The delay to confirm that decision enabled Chip Kelly to suddenly change the game’s pace and run two more plays prior to the beginning of the fourth quarter. UCLA was subsequently threatening immediately at the start of the quarter with regained momentum.
Moore Ups & Downs
There was good, bad, and ugly yesterday from 18-year-old prodigy Dante Moore. There was the interception on his third snap where he locked his eyes, then the inexplicable 88-yard pick-six on a one-read throw to the flat without enough air which instantly transformed a probable 12-3 lead to a 10-9 deficit at the end of the first half, and the pocket tentativeness in the face of blitzes that led to four sacks and countless quarterback pressures.
But there were two critical plays where Moore executed flawlessly in pressure situations that ultimately set the stage for Jones’ heroic runs. The first was UCLA’s fourth and six at the start of the fourth quarter with the Bruins trailing 17-12. Moore stood in the face of a crowded pocket, went through his progressions decisively, and found Kam Brown on an underneath 12-yard pass down the left sideline.
On the very next possession with the Bruins clinging to an 18-17 advantage, Moore again went through his progressions and improvised beautifully on third and six to scramble up the middle for 10 yards. There’s nothing like on-the-job training and we’re watching this teenager grow up right before our very eyes with each successful clutch moment.
Everything Still In Play
Was this an ugly performance? No question. Was it disappointing to see a lack of continuity, comfort, and preparation coming off a bye? Absolutely. Was this game painful at times especially with the boo birds flying after UCLA’s second consecutive three and out after halftime? No kidding.

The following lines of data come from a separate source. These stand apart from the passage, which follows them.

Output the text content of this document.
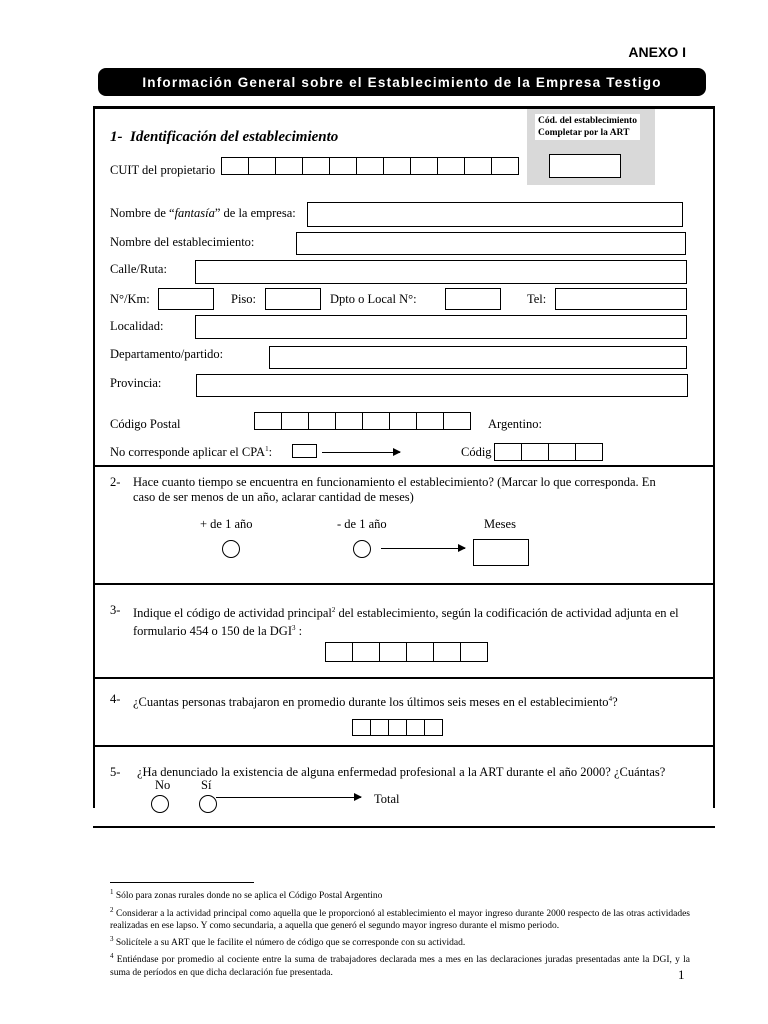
ANEXO I
Información General sobre el Establecimiento de la Empresa Testigo
Cód. del establecimiento
Completar por la ART
1- Identificación del establecimiento
CUIT del propietario
Nombre de “fantasía” de la empresa:
Nombre del establecimiento:
Calle/Ruta:
N°/Km:	Piso:	Dpto o Local N°:	Tel:
Localidad:
Departamento/partido:
Provincia:
Código Postal	Argentino:
No corresponde aplicar el CPA$^1$:	Códig
2- Hace cuanto tiempo se encuentra en funcionamiento el establecimiento? (Marcar lo que corresponda. En caso de ser menos de un año, aclarar cantidad de meses)
+ de 1 año	- de 1 año	Meses
3- Indique el código de actividad principal$^2$ del establecimiento, según la codificación de actividad adjunta en el formulario 454 o 150 de la DGI$^3$ :
4- ¿Cuantas personas trabajaron en promedio durante los últimos seis meses en el establecimiento$^4$?
5- ¿Ha denunciado la existencia de alguna enfermedad profesional a la ART durante el año 2000? ¿Cuántas?
No Sí
Total
$^1$ Sólo para zonas rurales donde no se aplica el Código Postal Argentino
$^2$ Considerar a la actividad principal como aquella que le proporcionó al establecimiento el mayor ingreso durante 2000 respecto de las otras actividades realizadas en ese lapso. Y como secundaria, a aquella que generó el segundo mayor ingreso durante el mismo periodo.
$^3$ Solicítele a su ART que le facilite el número de código que se corresponde con su actividad.
$^4$ Entiéndase por promedio al cociente entre la suma de trabajadores declarada mes a mes en las declaraciones juradas presentadas ante la DGI, y la suma de períodos en que dicha declaración fue presentada.	1
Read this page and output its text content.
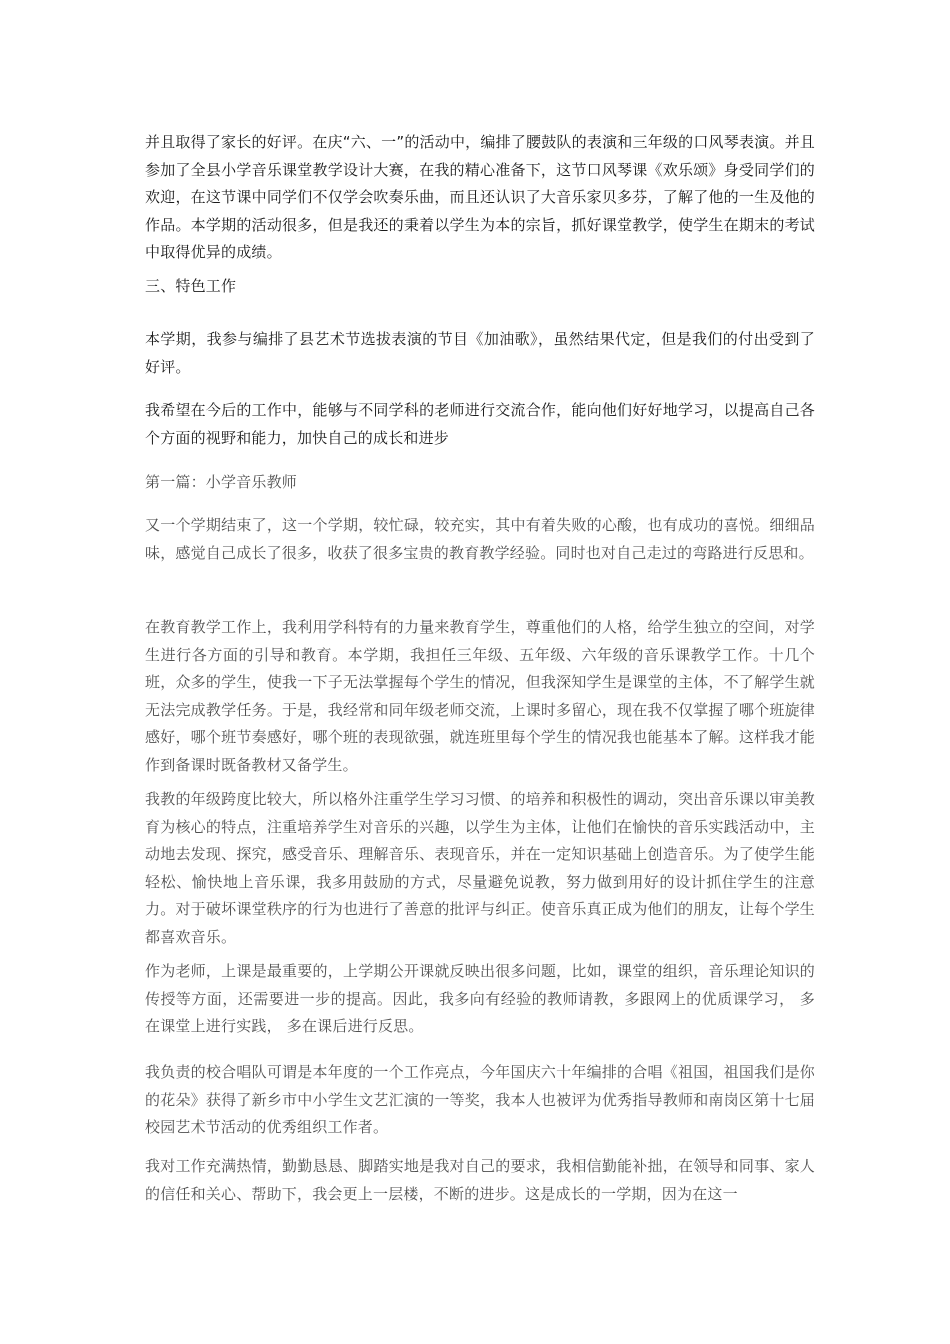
并且取得了家长的好评。在庆“六、一”的活动中，编排了腰鼓队的表演和三年级的口风琴表演。并且参加了全县小学音乐课堂教学设计大赛，在我的精心准备下，这节口风琴课《欢乐颂》身受同学们的欢迎，在这节课中同学们不仅学会吹奏乐曲，而且还认识了大音乐家贝多芬，了解了他的一生及他的作品。本学期的活动很多，但是我还的秉着以学生为本的宗旨，抓好课堂教学，使学生在期末的考试中取得优异的成绩。

三、特色工作

本学期，我参与编排了县艺术节选拔表演的节目《加油歌》，虽然结果代定，但是我们的付出受到了好评。

我希望在今后的工作中，能够与不同学科的老师进行交流合作，能向他们好好地学习，以提高自己各个方面的视野和能力，加快自己的成长和进步

第一篇：小学音乐教师

又一个学期结束了，这一个学期，较忙碌，较充实，其中有着失败的心酸，也有成功的喜悦。细细品味，感觉自己成长了很多，收获了很多宝贵的教育教学经验。同时也对自己走过的弯路进行反思和。

在教育教学工作上，我利用学科特有的力量来教育学生，尊重他们的人格，给学生独立的空间，对学生进行各方面的引导和教育。本学期，我担任三年级、五年级、六年级的音乐课教学工作。十几个班，众多的学生，使我一下子无法掌握每个学生的情况，但我深知学生是课堂的主体，不了解学生就无法完成教学任务。于是，我经常和同年级老师交流，上课时多留心，现在我不仅掌握了哪个班旋律感好，哪个班节奏感好，哪个班的表现欲强，就连班里每个学生的情况我也能基本了解。这样我才能作到备课时既备教材又备学生。

我教的年级跨度比较大，所以格外注重学生学习习惯、的培养和积极性的调动，突出音乐课以审美教育为核心的特点，注重培养学生对音乐的兴趣，以学生为主体，让他们在愉快的音乐实践活动中，主动地去发现、探究，感受音乐、理解音乐、表现音乐，并在一定知识基础上创造音乐。为了使学生能轻松、愉快地上音乐课，我多用鼓励的方式，尽量避免说教，努力做到用好的设计抓住学生的注意力。对于破坏课堂秩序的行为也进行了善意的批评与纠正。使音乐真正成为他们的朋友，让每个学生都喜欢音乐。

作为老师，上课是最重要的，上学期公开课就反映出很多问题，比如，课堂的组织，音乐理论知识的传授等方面，还需要进一步的提高。因此，我多向有经验的教师请教，多跟网上的优质课学习， 多在课堂上进行实践， 多在课后进行反思。

我负责的校合唱队可谓是本年度的一个工作亮点，今年国庆六十年编排的合唱《祖国，祖国我们是你的花朵》获得了新乡市中小学生文艺汇演的一等奖，我本人也被评为优秀指导教师和南岗区第十七届校园艺术节活动的优秀组织工作者。

我对工作充满热情，勤勤恳恳、脚踏实地是我对自己的要求，我相信勤能补拙，在领导和同事、家人的信任和关心、帮助下，我会更上一层楼，不断的进步。这是成长的一学期，因为在这一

But despite it all, the Bruins are 4-1 with an opportunity next week in Corvallis to seize a memorable season. Win that game and UCLA will be favored in each of their following four games as opportunities to consistently and methodically develop Moore and this offense, on the road to USC for a berth in the PAC-12 title game.
If college football history has taught us anything about hostile road environments: defense travels. Fortunately, these Bruins have the best unit on that side of the ball west of the Mississippi, armed with an NFL coordinator who’s bringing pro-style variation, disguises, and timing that’s disrupting the somewhat rudimentary college offenses they’re going up against.